Lesen ist für Walter Gröner nicht nur ein existentielles Grundbedürfnis, er lebt in und mit dem Gelesenen. Seine Texte sind voller Anspielungen auf Dichter und Dichtungen. So grüßt er René Schickele an dessen Grab mit „Guten Morgen, René“, erinnert an „Paul Boldt! Der Küsse mit Zähnen füllte“, spricht zu Klabund: „Grüß dich, Klabunde. Sah dich soeben bleichschädlig / Über die Dächer reiten“. Schließlich begibt er sich zu einer „Reise auf den Testaccio“, gemeinsam mit Francesco Petrarca und Giacomo Leopardi, zu Ehren des Heilbronners Wilhelm Waiblinger. Der Fabrikler und Leser Walter Gröner, wird zum Poeten, indem er durch seine Wortgefüge Assoziationen auslöst, Erinnerungen wachruft und durch die Kunst des Aussparens eine Verdichtung herstellt, die Dichtung schafft. In seinem Prosatext „Anruf, Gegenwart“, werden Orte und Personen zusammengefügt, Neues entsteht für den Leser, der aus den Kürzeln und Nebensätzen seine eigenen Geschichten herausholen kann.
Also. Monte Verità, die Geister um die „Kampfschrift des Christrevolutionärs“, Gregor Gog, Plivier, der Bund proletarisch-revolutionärer Schriftsteller, vergessene Einzelgänger, Warner, Weiser. Urach, die Bachschlingen der Erms, Haus Am Grünen Weg: kabinenunterteilt für Gleich- und Ähnlichgesinnte, ein Weltanschauungsrondell und Zukunftskatapult. Einer hats begonnen: Karl Raichle, roter Matrose 1918, Literatur- und Kunstlehrling. Ende der zwanziger Jahre wars zu Ende. Raichle im Süden. (…) Einer hats verwandelt und überliefert: Johannes Becher, schriller Tubabläser, feierlicher Kantor.
Ebenso wichtig wie die Bücher ist für Walter Gröner das Unterwegssein. Seine Reisen und Aufenthalte in Straßburg, Berlin, Prag, München, Nordtitalien, Schweiz, Georgien oder auch im Elsaß.
Er erlebt Gelesenes nach und schafft daraus Eigenes.
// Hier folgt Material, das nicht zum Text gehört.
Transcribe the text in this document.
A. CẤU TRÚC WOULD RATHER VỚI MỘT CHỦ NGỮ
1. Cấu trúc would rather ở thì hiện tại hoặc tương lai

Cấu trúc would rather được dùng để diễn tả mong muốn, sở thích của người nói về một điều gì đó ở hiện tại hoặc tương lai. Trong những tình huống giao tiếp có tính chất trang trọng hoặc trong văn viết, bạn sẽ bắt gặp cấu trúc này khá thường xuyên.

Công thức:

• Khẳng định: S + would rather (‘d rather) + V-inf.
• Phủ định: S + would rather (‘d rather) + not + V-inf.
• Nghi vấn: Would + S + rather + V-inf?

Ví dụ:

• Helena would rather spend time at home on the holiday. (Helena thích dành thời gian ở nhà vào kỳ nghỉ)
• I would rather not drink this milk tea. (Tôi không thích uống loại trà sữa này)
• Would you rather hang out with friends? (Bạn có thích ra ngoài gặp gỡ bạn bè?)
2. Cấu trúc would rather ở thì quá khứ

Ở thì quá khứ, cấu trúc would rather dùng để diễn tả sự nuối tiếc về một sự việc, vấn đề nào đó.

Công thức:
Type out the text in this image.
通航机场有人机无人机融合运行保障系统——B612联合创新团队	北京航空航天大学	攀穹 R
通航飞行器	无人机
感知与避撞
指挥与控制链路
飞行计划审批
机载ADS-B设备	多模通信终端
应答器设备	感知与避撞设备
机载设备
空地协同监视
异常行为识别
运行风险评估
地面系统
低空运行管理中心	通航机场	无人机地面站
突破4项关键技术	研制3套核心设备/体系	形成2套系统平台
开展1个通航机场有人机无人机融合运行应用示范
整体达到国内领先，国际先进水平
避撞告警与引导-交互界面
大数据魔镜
So erinnert er in seinen „Sommergesprächen“ in „Straßburg Stadt“ an René Schickele, in der „Stadt Berlin“ an Paul Boldt, Ringelnatz und Klabund, die „Stadt Prag“ ist für ihn die Stadt von Rabbi Löw und Frantisek Hales.
Walter Gröner war „nie an der intellektuellen Futterkrippe zu Hause“, wie Peter Hamm ihn, den Neuling, beim Literatentreffen im Kreienhoop 1984 vorstellte. Sein Wissen sammelte er auf den Schauplätzen des Lebens, die immer mit Existenzkampf verbunden waren.
Gröner wurde 1950 in Heubach (Ostalbkreis) geboren. Nach der Volksschule und ein paar Monaten Handelsschule macht er sich davon, heuert als Schiffsjunge an. Bald ist er wieder an Land und schlägt sich als Hilfsarbeiter durch, geht 1969 nach Berlin. Dort hört er aus brennendem Interesse Vorlesungen in Vor- und Frühgeschichte. Die Kontakte mit der Studentenbewegung bleiben nicht ohne Spuren, politisieren ihn, zum Wortführer wird er nicht. Von 1972 bis 1977 arbeitet er als Ausgräber bei der Bodendenkmalspflege Rheinland-Pfalz zwischen Darmstadt und Mainz. Walter Gröner wird Schleifer in Akkord und Wechselschicht in einer Metallfabrik. Er zieht durch Städte und Landschaften und muß doch notgedrungen immer wieder in die Fabriken zurück. Derzeit lebt und arbeitet er in München, als „Fabrikler, Leser und Poet“.